Dentro de un par de días volvería a Holanda e iba a pedirle a Anneliese que cancelaran la boda. Era un paso que no le gustaba dar, a pesar de que ya no sentía absolutamente nada por ella, pero no quería humillarla delante de sus amigos. Sin embargo, casarse con ella cuando estaba enamorado de Ermentrude era imposible. ¿Y si Ermentrude no lo aceptaba? Ruerd sonrió. En ese caso, se quedaría soltero durante el resto de su vida.

Al fin y al cabo, le quedaría su encantadora casa en Holanda, su casa en Chelsea, los perros, su trabajo… Pero un futuro muy negro sin ella.

A la mañana siguiente, Joke volvió a den Haag.

—Cokker os atenderá —le dijo a Emmy—. Ve con los niños a dar un paseo si te apetece. Se están poniendo nerviosos ahora que se acerca la Noche Vieja. Todos vendrán mañana a la hora del almuerzo, pero Ruerd ha llamado para decir que no llegará hasta por la tarde. Espero que se quede unos días.
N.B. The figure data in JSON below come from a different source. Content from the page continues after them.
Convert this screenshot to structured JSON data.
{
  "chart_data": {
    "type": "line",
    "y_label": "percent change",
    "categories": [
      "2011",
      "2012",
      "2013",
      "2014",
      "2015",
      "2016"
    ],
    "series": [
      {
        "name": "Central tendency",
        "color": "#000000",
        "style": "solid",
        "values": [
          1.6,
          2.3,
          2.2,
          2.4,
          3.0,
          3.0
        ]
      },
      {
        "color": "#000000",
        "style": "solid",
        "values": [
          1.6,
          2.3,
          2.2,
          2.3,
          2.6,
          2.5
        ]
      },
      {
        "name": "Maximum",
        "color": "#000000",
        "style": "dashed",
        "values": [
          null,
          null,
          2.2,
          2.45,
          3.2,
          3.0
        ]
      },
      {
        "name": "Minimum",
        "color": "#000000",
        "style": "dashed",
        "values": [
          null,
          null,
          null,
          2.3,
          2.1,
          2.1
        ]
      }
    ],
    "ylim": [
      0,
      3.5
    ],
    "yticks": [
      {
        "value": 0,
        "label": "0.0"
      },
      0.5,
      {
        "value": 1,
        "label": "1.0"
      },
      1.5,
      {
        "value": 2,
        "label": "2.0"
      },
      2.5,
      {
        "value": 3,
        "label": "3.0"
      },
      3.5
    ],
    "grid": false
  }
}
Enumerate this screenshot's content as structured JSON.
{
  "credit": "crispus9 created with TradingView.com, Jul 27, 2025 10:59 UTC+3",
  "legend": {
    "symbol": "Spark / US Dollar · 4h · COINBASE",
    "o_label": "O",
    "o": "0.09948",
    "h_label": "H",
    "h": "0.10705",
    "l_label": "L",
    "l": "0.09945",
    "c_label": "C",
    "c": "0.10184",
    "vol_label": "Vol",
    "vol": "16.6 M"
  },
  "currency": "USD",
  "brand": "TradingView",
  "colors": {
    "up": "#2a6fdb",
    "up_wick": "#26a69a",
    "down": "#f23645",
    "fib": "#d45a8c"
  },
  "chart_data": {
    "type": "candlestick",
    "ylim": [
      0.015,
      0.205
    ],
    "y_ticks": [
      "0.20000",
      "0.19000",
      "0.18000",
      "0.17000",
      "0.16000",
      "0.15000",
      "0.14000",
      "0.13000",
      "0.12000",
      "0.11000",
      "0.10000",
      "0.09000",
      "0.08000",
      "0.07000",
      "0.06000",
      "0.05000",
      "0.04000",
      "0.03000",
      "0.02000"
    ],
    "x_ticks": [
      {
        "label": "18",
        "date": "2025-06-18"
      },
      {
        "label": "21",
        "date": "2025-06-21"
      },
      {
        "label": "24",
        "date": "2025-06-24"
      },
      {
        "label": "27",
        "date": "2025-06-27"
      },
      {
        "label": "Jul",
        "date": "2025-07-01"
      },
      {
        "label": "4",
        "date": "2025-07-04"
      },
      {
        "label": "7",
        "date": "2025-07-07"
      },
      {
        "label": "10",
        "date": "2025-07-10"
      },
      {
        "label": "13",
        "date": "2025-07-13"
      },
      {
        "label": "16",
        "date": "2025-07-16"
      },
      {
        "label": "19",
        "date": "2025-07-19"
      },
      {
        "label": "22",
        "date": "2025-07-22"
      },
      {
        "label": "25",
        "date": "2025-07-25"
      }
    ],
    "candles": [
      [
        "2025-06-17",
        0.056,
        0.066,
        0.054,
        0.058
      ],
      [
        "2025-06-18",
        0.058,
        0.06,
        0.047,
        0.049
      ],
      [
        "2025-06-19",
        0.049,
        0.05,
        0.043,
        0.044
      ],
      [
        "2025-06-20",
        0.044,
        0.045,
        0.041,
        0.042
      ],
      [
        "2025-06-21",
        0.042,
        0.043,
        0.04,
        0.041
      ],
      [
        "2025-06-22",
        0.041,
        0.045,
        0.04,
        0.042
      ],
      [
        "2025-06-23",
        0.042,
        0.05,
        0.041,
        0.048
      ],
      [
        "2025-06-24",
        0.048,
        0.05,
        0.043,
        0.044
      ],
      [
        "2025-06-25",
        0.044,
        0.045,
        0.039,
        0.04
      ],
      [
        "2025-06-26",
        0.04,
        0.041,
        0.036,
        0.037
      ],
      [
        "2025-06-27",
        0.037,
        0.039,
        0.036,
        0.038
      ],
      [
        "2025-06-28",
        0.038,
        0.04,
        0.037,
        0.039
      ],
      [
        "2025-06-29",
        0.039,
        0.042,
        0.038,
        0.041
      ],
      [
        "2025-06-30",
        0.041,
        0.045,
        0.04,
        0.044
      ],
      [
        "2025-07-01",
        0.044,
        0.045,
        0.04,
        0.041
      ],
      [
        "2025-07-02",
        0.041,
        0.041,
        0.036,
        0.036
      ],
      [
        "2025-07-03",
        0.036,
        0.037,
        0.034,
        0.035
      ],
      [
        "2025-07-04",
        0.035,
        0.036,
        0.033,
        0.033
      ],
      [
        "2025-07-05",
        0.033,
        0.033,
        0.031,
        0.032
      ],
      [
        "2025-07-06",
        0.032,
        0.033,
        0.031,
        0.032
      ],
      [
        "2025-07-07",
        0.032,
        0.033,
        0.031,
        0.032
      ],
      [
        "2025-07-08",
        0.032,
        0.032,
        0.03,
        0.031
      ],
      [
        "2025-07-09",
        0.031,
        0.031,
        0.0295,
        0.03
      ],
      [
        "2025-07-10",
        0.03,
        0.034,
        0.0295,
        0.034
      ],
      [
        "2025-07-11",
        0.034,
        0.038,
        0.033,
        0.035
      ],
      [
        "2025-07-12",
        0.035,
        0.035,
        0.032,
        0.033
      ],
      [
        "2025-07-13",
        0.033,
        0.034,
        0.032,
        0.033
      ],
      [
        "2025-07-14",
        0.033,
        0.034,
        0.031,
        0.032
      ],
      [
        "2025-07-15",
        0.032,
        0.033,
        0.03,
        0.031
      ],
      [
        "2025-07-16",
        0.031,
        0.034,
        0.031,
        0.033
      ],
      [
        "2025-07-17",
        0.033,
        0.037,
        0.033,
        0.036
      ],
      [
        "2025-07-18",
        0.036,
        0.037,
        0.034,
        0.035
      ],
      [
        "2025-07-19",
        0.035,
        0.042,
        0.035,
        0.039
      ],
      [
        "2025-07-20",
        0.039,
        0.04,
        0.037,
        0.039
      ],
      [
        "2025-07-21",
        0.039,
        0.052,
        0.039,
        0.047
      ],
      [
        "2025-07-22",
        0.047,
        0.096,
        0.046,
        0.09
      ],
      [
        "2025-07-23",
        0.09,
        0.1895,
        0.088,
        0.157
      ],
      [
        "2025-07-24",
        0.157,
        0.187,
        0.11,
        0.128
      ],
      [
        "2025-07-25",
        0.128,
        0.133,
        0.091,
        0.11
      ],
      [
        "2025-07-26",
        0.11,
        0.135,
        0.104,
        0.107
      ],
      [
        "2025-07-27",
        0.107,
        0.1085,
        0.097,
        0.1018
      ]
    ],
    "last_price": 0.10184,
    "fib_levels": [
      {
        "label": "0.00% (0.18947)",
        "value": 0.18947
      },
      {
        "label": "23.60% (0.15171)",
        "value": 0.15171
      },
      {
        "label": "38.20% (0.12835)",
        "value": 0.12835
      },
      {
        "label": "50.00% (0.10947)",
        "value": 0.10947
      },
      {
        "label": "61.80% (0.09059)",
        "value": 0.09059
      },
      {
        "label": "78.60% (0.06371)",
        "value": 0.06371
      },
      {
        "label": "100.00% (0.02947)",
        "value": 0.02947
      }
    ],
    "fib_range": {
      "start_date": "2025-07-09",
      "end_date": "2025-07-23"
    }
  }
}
Tú volverás con él cuando vuelva a Inglaterra, si es que quieres, claro.

Joke se quedó mirando fijamente a Emmy y añadió:

—¿Crees que te ha sentado bien el cambio de aires? ¿He abusado de ti?

—No, en absoluto. He disfrutado cada minuto que he estado aquí —respondió Emmy con toda honestidad—. Me gustan los niños, me encanta esta casa y el mar, y habéis sido muy amables conmigo y con mis padres.

—Tienes que volver cuando te apetezca —dijo Joke.

—Supongo que me resultará muy difícil cuando tenga un trabajo, pero te agradezco la invitación.

—Ruerd podría traerte con él cuando venga —insistió Joke.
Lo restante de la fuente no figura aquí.